Reações entre órgãos

“Essa abordagem representa uma maneira mais avançada de imitar a complexidade do corpo humano e estudar doenças e terapias de maneira mais realista. Os chips multi órgãos podem ser usados para estudar interações entre órgãos em condições normais e patológicas, permitindo uma melhor compreensão da fisiologia do corpo humano e da progressão de doenças. Por exemplo, um chip que combine o fígado e o intestino pode ser usado para estudar como a função hepática pode ser afetada pela microbiota intestinal (as bactérias, vírus, fungos e outros microrganismos unicelulares que habitam o corpo humano) e mostrar como os medicamentos afetam esses dois órgãos em conjunto.”
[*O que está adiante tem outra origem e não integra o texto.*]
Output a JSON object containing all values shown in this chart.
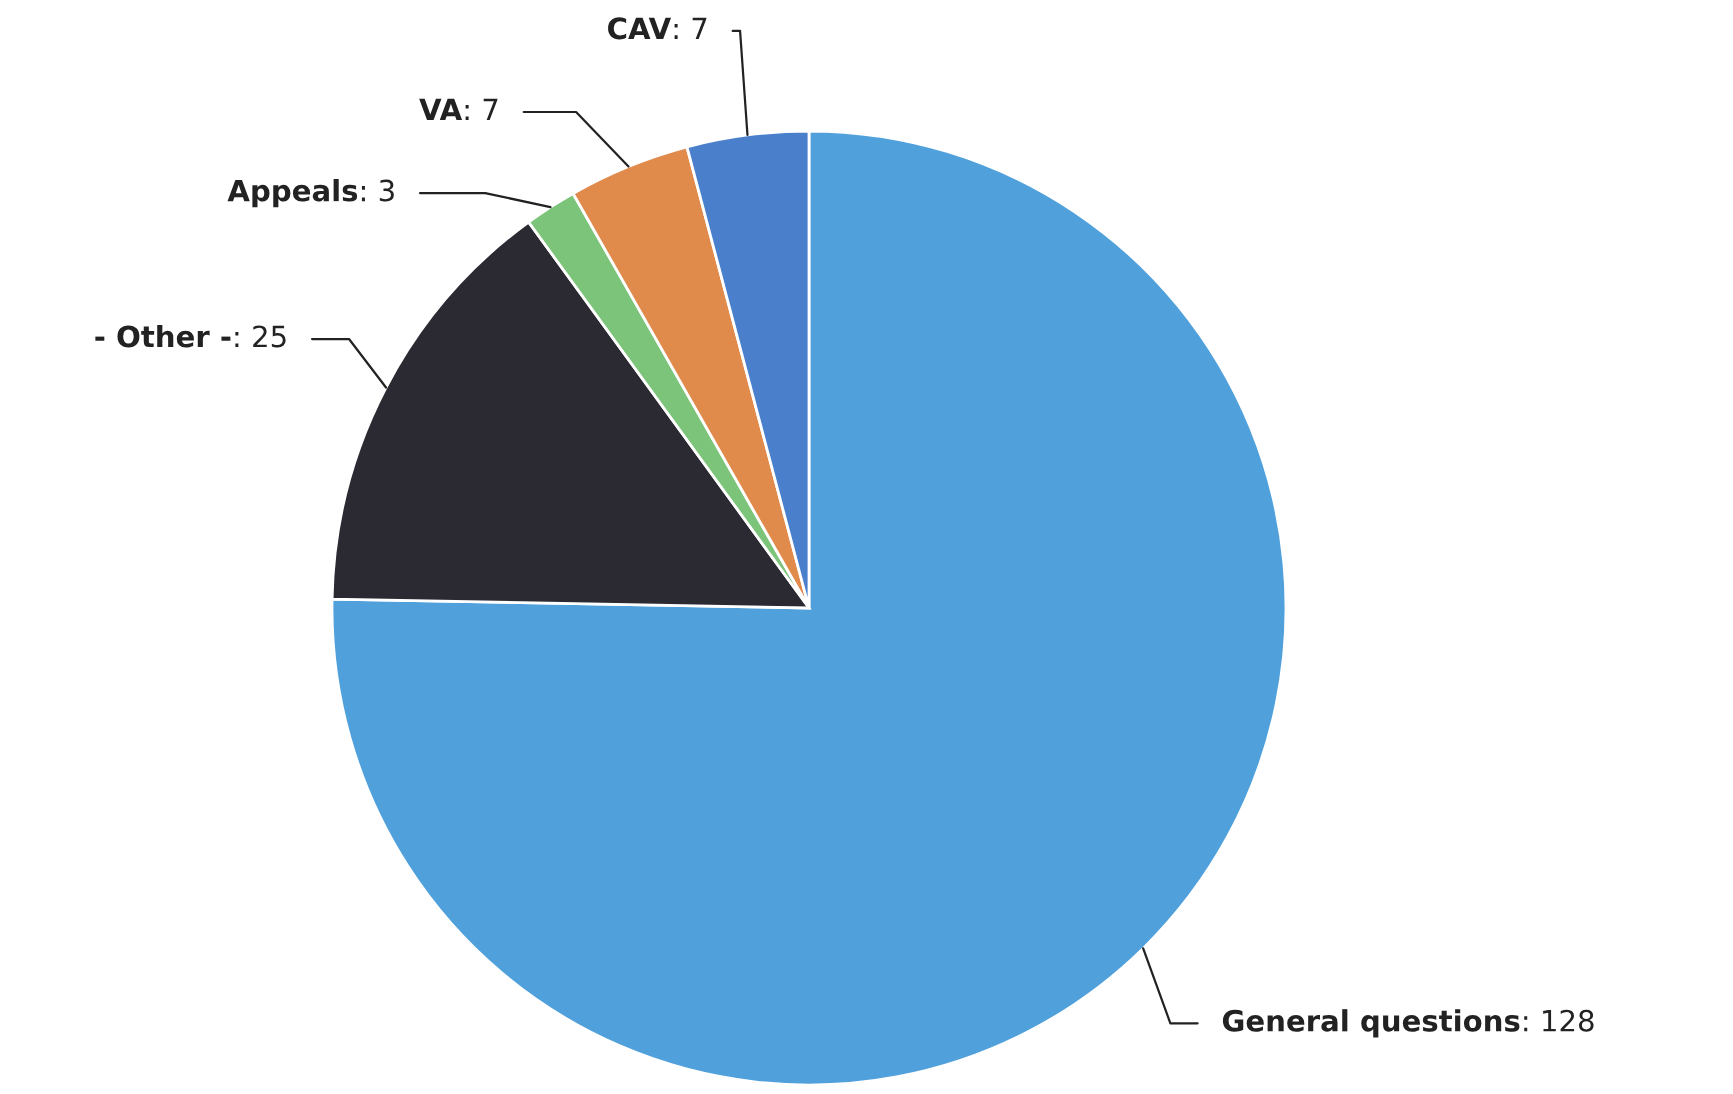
{
  "chart_data": {
    "type": "pie",
    "categories": [
      "General questions",
      "- Other -",
      "Appeals",
      "VA",
      "CAV"
    ],
    "values": [
      128,
      25,
      3,
      7,
      7
    ],
    "colors": [
      "#50a0dc",
      "#2b2a33",
      "#7cc47a",
      "#e08a4c",
      "#4a7fcc"
    ],
    "value_labels": [
      ": 128",
      ": 25",
      ": 3",
      ": 7",
      ": 7"
    ]
  }
}
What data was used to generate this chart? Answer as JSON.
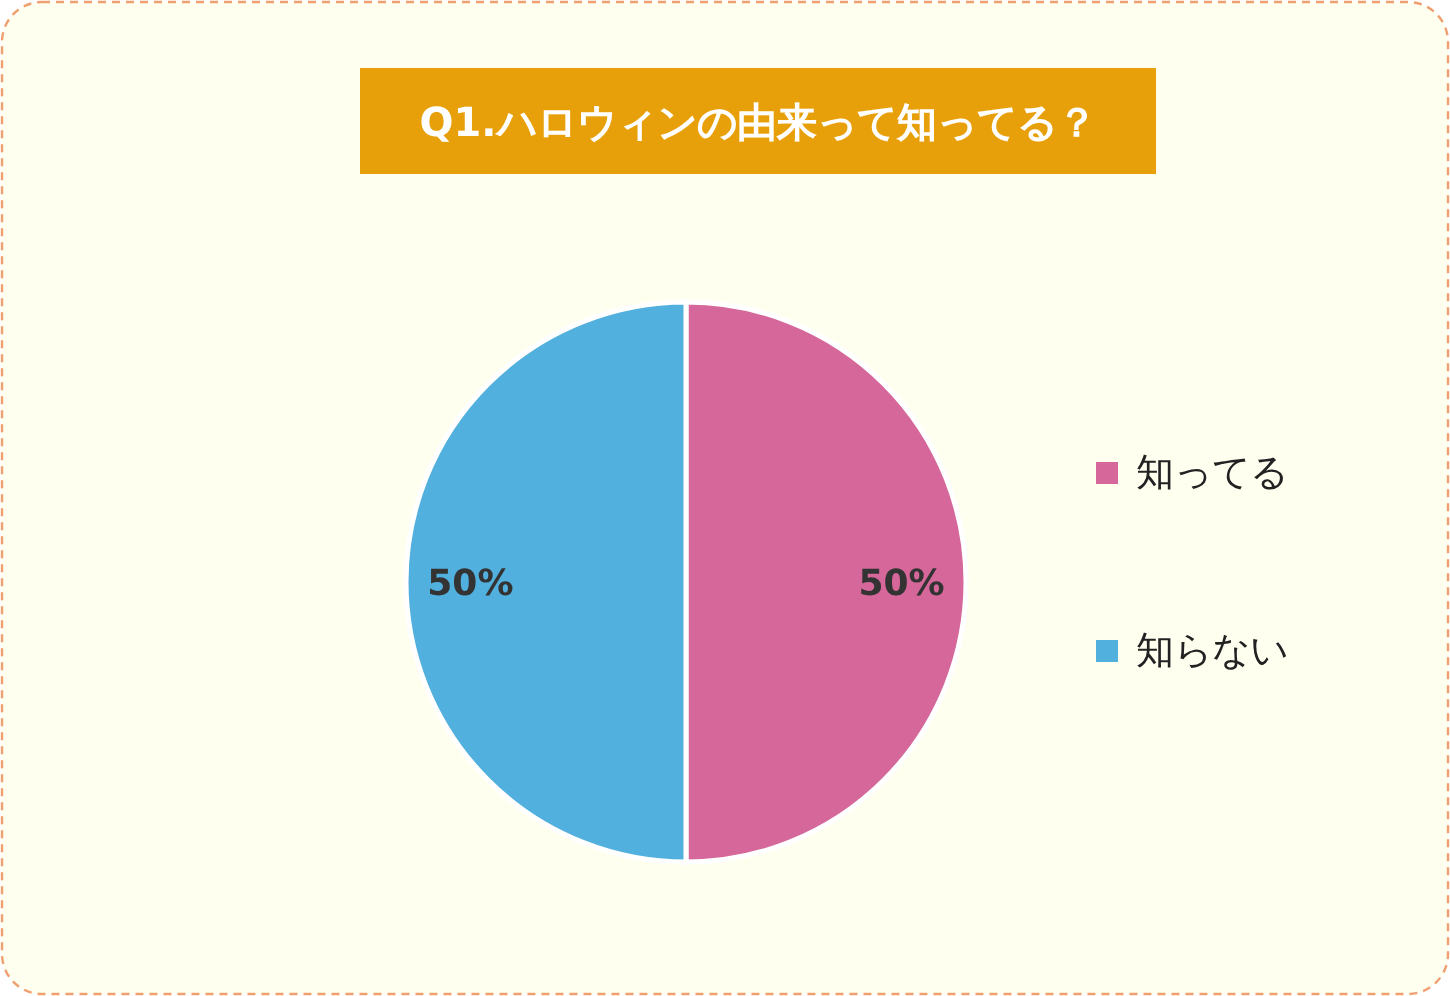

Sobre a chance de a mudança nos testes laboratoriais em animais acontecer de forma gradual e completa ou então a medicina chegar a uma mescla entre alternativas com órgãos em chip, bioengenharia e modelos de computador utilizadas em conjunto com testes em animais, a opinão de Gomes Leão agrada aos ativistas contra o uso das cobaias. “Acredito que os animais serão subsituídos por completo, talvez nas próximas décadas. É só uma questão de tempo para a adaptação da ciência e a implementação ampla dessas alternativas já estabelecidas.”

“Acredito que animais serão substituídos, talvez em décadas”
Paulo Gomes Leão, cientista (Crédito:Divulgação)

José Roberto Cardoso, ex-diretor da Escola Politécnica da USP e responsável por projeto de desenvolvimento de Dispositivos de Asssistência Ventricular, na área de criação de órgãos artificiais por bioengenharia, não compartilha completamente dessa visão. “Os testes realizados em animais são mandatórios antes de utilizarmos medicamentos em seres humanos. Exige um código de ética que precisa ser cumprido. Antes de fazer os testes em animais, é preciso usar testes com instrumentos sofisticados e condições controladas. Fazer simulação de um enfarte, de um rompimento. Uma vez que isso tudo funcionouem ambiente de laboratório, passamos para teste em animais vivos, submetido a um código de ética.” Para Cardoso, “o animal não é alternativa que possa ser eliminada, é necessária e precisa ser cumprida”.

Contudo, o congresso dos EUA aprovou a Lei de Modernização da FDA sancionada no final do ano passado, que permite aos fabricantes de medicamentos coletarem dados iniciais de segurança e eficácia usando novas ferramentas de alta tecnologia, como órgãos de bioengenharia, órgãos em chips e até mesmo modelos de computador, em vez de animais vivos. “Desta forma está se iniciando uma busca maior e até prioritária para a alternativa da utilização de animais vivos em testes”, afirma Cardoso. “Eu creio que no futuro não muito próximo isso talvez venha a acontecer.”